An unrequited love, since she was not his girlfriend or wife.

Still, it reminds me of a passage from a favorite book:

We have just said that Quasimodo disappeared from Notre- Dame on the day of the gypsy's and of the archdeacon's death. He was not seen again, in fact; no one knew what had become of him.

During the night which followed the execution of la Esmeralda, the night men had detached her body from the gibbet, and had carried it, according to custom, to the cellar of Montfauçon.

Montfauçon was, as Sauval says, "the most ancient and the most superb gibbet in the kingdom." Between the faubourgs of the Temple and Saint Martin, about a hundred and sixty toises from the walls of Paris, a few bow shots from La Courtille, there was to be seen on the crest of a gentle, almost imperceptible eminence, but sufficiently elevated to be seen for several leagues round about, an edifice of strange form, bearing considerable resemblance to a Celtic cromlech, and where also human sacrifices were offered.

Let the reader picture to himself, crowning a limestone hillock, an oblong mass of masonry fifteen feet in height, thirty wide, forty long, with a gate, an external railing and a platform; on this platform sixteen enormous pillars of rough hewn stone, thirty feet in height, arranged in a colonnade round three of the four sides of the mass which support them, bound together at their summits by heavy beams, whence hung chains at intervals; on all these chains, skeletons; in the vicinity, on the plain, a stone cross and two gibbets of secondary importance, which seemed to have sprung up as shoots around the central gallows; above all this, in the sky, a perpetual flock of crows; that was Montfauçon.

At the end of the fifteenth century, the formidable gibbet which dated from 1328, was already very much dilapidated; the beams were wormeaten, the chains rusted, the pillars green with mould; the layers of hewn stone were all cracked at their joints, and grass was growing on that platform which no feet touched. The monument made a horrible profile against the sky; especially at night when there was a little moonlight on those white skulls, or when the breeze of evening brushed the chains and the skeletons, and swayed all these in the darkness. The presence of this gibbet sufficed to render gloomy all the surrounding places.

The mass of masonry which served as foundation to the odious edifice was hollow. A huge cellar had been constructed there, closed by an old iron grating, which was out of order, into which were cast not only the human remains, which were taken from the chains of Montfauçon, but also the bodies of all the unfortunates executed on the other permanent gibbets of Paris. To that deep charnel-house, where so many human remains and so many crimes have rotted in company, many great ones of this world, many innocent people, have contributed their bones, from Enguerrand de Marigni, the first victim, and a just man, to Admiral de Coligni, who was its last, and who was also a just man.

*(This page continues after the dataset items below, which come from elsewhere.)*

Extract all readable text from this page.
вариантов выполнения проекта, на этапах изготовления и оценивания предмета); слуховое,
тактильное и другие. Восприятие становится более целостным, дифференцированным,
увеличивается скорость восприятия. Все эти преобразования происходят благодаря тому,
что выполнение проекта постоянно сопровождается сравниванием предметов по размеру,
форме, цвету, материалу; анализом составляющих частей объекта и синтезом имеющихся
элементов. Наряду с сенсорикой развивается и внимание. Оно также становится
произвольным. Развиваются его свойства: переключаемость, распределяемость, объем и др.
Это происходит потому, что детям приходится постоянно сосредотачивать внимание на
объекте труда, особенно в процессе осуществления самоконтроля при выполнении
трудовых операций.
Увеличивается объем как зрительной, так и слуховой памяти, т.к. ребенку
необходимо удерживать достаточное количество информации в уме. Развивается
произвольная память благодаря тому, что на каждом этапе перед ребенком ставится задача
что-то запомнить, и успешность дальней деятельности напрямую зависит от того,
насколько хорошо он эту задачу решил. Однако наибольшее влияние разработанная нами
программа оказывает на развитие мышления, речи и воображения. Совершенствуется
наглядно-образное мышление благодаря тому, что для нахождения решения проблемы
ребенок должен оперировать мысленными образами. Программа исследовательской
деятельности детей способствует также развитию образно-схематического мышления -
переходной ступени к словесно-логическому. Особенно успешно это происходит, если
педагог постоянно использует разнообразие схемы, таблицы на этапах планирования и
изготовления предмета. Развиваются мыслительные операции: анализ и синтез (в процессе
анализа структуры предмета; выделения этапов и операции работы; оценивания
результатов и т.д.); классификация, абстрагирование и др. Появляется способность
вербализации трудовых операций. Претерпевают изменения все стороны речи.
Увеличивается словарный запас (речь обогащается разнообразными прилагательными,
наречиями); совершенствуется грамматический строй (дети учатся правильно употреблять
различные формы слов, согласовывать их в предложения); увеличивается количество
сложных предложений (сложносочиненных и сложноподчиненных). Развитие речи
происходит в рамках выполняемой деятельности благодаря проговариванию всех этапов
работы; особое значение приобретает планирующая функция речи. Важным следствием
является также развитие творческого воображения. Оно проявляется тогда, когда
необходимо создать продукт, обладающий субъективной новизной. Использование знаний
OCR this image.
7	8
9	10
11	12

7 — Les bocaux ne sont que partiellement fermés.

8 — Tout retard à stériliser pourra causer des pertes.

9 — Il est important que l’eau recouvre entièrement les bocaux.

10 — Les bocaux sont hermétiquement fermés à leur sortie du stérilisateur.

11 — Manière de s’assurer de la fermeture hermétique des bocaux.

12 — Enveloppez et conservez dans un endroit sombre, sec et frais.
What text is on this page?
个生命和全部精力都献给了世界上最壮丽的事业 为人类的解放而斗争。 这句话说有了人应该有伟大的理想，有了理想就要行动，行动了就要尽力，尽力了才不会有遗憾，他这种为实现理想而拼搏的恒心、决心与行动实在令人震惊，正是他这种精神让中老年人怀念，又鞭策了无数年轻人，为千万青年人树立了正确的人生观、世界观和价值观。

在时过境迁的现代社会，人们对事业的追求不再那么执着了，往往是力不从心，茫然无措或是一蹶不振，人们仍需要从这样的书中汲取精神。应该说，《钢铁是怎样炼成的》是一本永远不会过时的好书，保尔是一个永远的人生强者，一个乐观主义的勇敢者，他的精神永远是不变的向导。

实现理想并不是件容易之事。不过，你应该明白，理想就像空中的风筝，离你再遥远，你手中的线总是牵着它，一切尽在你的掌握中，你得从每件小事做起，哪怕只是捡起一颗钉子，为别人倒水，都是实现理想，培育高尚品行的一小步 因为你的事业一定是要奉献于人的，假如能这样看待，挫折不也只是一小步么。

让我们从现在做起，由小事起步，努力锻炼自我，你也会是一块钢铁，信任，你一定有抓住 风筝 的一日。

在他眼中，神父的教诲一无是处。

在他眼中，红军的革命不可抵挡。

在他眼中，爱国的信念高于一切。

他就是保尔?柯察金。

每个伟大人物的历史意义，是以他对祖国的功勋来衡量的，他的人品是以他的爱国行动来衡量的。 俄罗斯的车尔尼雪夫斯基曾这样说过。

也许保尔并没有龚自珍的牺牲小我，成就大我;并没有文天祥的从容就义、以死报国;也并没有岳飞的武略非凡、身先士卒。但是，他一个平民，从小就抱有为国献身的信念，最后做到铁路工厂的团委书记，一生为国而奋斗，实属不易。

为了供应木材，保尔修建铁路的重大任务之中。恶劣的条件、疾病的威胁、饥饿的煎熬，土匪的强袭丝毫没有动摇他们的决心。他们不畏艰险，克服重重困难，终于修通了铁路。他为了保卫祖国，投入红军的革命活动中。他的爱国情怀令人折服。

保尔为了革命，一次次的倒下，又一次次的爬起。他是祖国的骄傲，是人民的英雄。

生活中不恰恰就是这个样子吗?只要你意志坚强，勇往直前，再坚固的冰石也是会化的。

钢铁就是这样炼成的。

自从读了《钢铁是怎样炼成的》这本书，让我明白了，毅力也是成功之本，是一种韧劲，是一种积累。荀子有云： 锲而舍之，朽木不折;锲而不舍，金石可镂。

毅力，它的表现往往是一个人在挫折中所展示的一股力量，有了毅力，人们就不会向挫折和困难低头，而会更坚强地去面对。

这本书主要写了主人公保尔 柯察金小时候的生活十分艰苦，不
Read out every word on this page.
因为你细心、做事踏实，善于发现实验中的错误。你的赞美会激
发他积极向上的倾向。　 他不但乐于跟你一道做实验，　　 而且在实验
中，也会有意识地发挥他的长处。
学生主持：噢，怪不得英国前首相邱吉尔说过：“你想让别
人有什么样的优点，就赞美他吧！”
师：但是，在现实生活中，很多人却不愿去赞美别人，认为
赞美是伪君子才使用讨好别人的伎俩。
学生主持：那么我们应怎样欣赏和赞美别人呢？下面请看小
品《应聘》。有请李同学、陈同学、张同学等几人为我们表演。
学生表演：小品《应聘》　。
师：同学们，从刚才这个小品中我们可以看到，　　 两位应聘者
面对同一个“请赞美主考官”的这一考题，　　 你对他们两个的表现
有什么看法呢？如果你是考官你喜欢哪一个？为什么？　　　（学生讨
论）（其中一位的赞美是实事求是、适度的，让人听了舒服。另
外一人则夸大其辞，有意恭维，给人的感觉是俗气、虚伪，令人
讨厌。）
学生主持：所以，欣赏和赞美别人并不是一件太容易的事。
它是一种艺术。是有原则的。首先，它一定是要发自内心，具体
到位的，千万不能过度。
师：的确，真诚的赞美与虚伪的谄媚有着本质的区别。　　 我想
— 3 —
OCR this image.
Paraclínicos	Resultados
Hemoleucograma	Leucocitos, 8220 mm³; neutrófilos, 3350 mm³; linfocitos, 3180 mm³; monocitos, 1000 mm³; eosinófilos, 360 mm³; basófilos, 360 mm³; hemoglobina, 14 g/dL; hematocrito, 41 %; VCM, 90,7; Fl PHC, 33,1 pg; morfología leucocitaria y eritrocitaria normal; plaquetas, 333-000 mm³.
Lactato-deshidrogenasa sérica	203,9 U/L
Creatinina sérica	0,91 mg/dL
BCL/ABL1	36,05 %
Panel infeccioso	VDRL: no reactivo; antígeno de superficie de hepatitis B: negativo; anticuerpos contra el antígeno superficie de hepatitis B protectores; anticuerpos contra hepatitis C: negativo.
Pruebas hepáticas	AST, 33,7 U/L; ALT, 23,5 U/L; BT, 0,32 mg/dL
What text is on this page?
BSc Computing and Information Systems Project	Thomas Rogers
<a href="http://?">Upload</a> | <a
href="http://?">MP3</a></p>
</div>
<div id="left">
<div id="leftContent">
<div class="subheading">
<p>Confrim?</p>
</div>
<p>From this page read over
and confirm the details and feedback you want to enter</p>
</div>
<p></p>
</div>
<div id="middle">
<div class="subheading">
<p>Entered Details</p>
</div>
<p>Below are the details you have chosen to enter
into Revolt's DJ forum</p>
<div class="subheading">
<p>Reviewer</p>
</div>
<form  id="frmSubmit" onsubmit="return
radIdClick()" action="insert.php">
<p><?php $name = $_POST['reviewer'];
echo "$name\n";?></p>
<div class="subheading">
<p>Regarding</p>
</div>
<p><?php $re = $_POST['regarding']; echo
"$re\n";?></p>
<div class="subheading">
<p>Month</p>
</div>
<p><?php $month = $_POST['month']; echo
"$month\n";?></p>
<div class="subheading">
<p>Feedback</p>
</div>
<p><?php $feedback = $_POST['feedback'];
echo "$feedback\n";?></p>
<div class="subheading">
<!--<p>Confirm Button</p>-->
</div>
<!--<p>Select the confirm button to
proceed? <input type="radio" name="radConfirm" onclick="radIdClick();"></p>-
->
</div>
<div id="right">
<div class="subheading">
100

As for the mysterious disappearance of Quasimodo, this is all that we have been able to discover.

About eighteen months or two years after the events which terminate this story, when search was made in that cavern for the body of Olivier le Daim, who had been hanged two days previously, and to whom Charles VIII. had granted the favor of being buried in Saint Laurent, in better company, they found among all those hideous carcasses two skeletons, one of which held the other in its embrace. One of these skeletons, which was that of a woman, still had a few strips of a garment which had once been white, and around her neck was to be seen a string of adrézarach beads with a little silk bag ornamented with green glass, which was open and empty. These objects were of so little value that the executioner had probably not cared for them. The other, which held this one in a close embrace, was the skeleton of a man. It was noticed that his spinal column was crooked, his head seated on his shoulder blades, and that one leg was shorter than the other. Moreover, there was no fracture of the vertebrae at the nape of the neck, and it was evident that he had not been hanged. Hence, the man to whom it had belonged had come thither and had died there. When they tried to detach the skeleton which he held in his embrace, he fell to dust.